Ma belle-mère distribuait déjà mes conserves à ses amies.

Elle tordit sa bouche maquillée comme une aristocrate à qui l’on aurait servi de la bière tiède à la place du champagne au théâtre Bolchoï.

Vera Nikolaïevna pâlit.

Le château de cartes qu’elle avait soigneusement construit commençait à s’écrouler rapidement.

— Raïa, c’est… c’est Olga.

— La femme de mon Mikhaïl, réussit à articuler ma belle-mère en tripotant nerveusement la lanière de son sac à main.

— La propriétaire du terrain et celle qui a personnellement mis en bocaux ces fameuses tiges d’ail et ces concombres, précisai-je aimablement en m’approchant.

— Bonjour, mesdames.

— Puisque vous êtes venues visiter le domaine de notre agronome en chef, je vous propose de passer à la pratique.

Je me dirigeai vers la remise et en sortis plusieurs seaux en plastique.

— Vera Nikolaïevna allait justement vous proposer un atelier pratique de ramassage des doryphores.

— Ensuite, nous désherberons les fraisiers.

— Ces fameuses « réserves familiales » exigent un travail manuel quotidien.

— Prenez chacune un seau.

Un silence s’installa.

Un silence lourd et poisseux.

Lioudmila Semionovna recula vers le portail en essayant de ne pas regarder ma belle-mère.

— Verotchka, alors… ce n’est pas toi qui as préparé tout cela ? demanda-t-elle d’une voix déçue.

— Tu disais pourtant que tu ne dormais pas la nuit et que tu restais devant les fourneaux…

— Olga, arrête ce cirque ! hurla ma belle-mère en perdant les derniers restes de son vernis mondain.

— Nous sommes venues faire un barbecue !

— J’ai promis aux filles qu’elles repartiraient chacune avec deux bocaux de cèpes.

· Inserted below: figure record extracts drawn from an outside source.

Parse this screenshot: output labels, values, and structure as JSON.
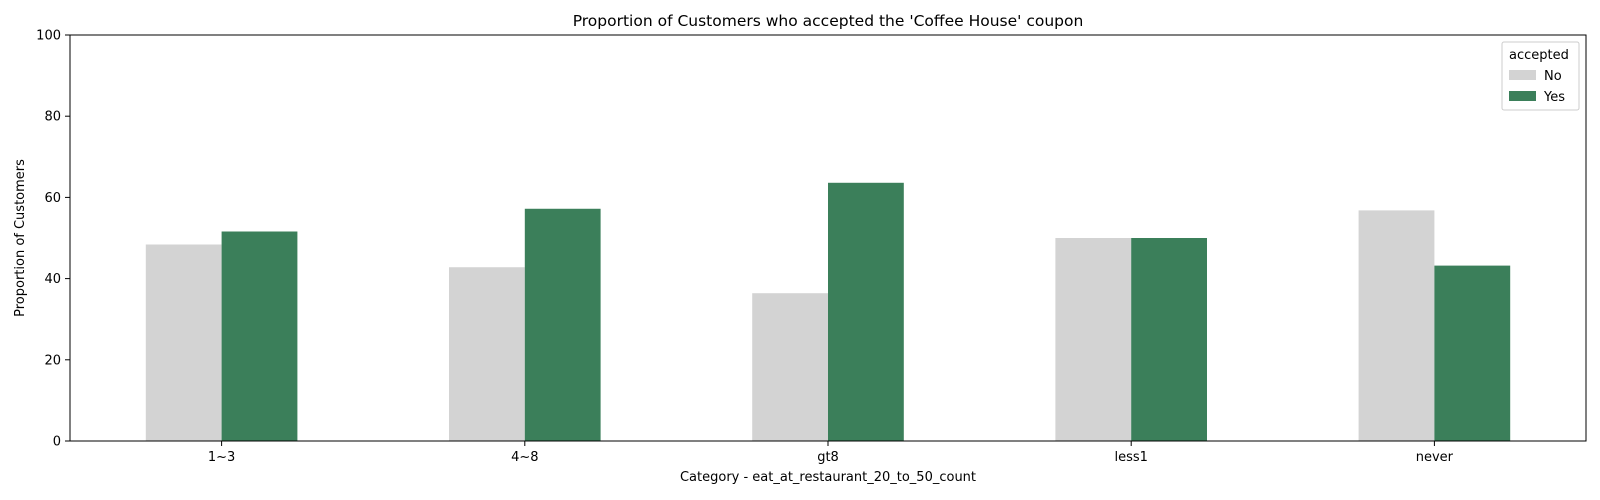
{
  "chart_data": {
    "type": "bar",
    "title": "Proportion of Customers who accepted the 'Coffee House' coupon",
    "xlabel": "Category - eat_at_restaurant_20_to_50_count",
    "ylabel": "Proportion of Customers",
    "categories": [
      "1~3",
      "4~8",
      "gt8",
      "less1",
      "never"
    ],
    "ylim": [
      0,
      100
    ],
    "yticks": [
      0,
      20,
      40,
      60,
      80,
      100
    ],
    "grid": false,
    "legend": {
      "title": "accepted",
      "placement": "top-right"
    },
    "series": [
      {
        "name": "No",
        "color": "#d3d3d3",
        "values": [
          48.4,
          42.8,
          36.4,
          50.0,
          56.8
        ]
      },
      {
        "name": "Yes",
        "color": "#3b7f5a",
        "values": [
          51.6,
          57.2,
          63.6,
          50.0,
          43.2
        ]
      }
    ]
  }
}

— Comment oses-tu me couvrir de honte ?

À ce moment-là, Micha arriva du côté du puits.

Ses mains étaient couvertes de cambouis et ses yeux exprimaient un calme glacial.

— Maman, personne ne te couvre de honte.

— Olga dit la vérité.

— Il y a des cèpes dans la cave.

— Mille cinq cents roubles le bocal : cueillette à la main, préparation et ingrédients.

— Pour tes amies, sans marge commerciale.

— Il nous manque justement de l’argent pour acheter une nouvelle pompe.

— Elles peuvent transférer l’argent sur la carte d’Olga.

Les dames échangèrent des regards.

L’illusion d’une générosité gratuite s’évapora, laissant derrière elle le goût amer du travail d’autrui.

— Je pense que nous allons partir, déclara sèchement Raïssa Petrovna en se tournant vers les voitures.

— Édouard a, semble-t-il, des problèmes de tension aujourd’hui.

— Vera, je t’appellerai plus tard.

— Peut-être.

Elles repartirent aussi vite qu’elles étaient arrivées.

Vera Nikolaïevna resta seule au milieu de la cour, dans une fière solitude.

— Vous… vous êtes sans cœur ! siffla-t-elle en nous regardant avec des yeux pleins de larmes.

— Vous m’avez humiliée devant mes amies !

— Nous vous avons simplement ramenée à la réalité, Vera Nikolaïevna, répondis-je calmement en ramassant la binette.

— D’ailleurs, Micha a installé hier une nouvelle serrure sur la cave, vous pouvez donc garder votre clé en souvenir.

— Désormais, vous devrez distribuer des cadeaux provenant du supermarché le plus proche.

— Ils ont justement une promotion sur le caviar de courgettes.

Ma belle-mère fit brusquement demi-tour et partit vers la gare sans dire au revoir.

Son dos exprimait toute la souffrance du monde, mais, étrangement, je ne ressentais aucune pitié pour elle.

Micha s’approcha par-derrière, passa un bras autour de mes épaules et posa son menton sur le sommet de ma tête.

— Alors, madame l’employée, allons boire du thé ?

— Avec ta confiture de fraises.

— Celle où les vitamines ne sont pas détruites.

Je souris.

L’air tremblait de chaleur au-dessus des plates-bandes, cela sentait les feuilles de tomates, et dans mon âme régnaient le calme, la lumière et un profond sentiment de justice.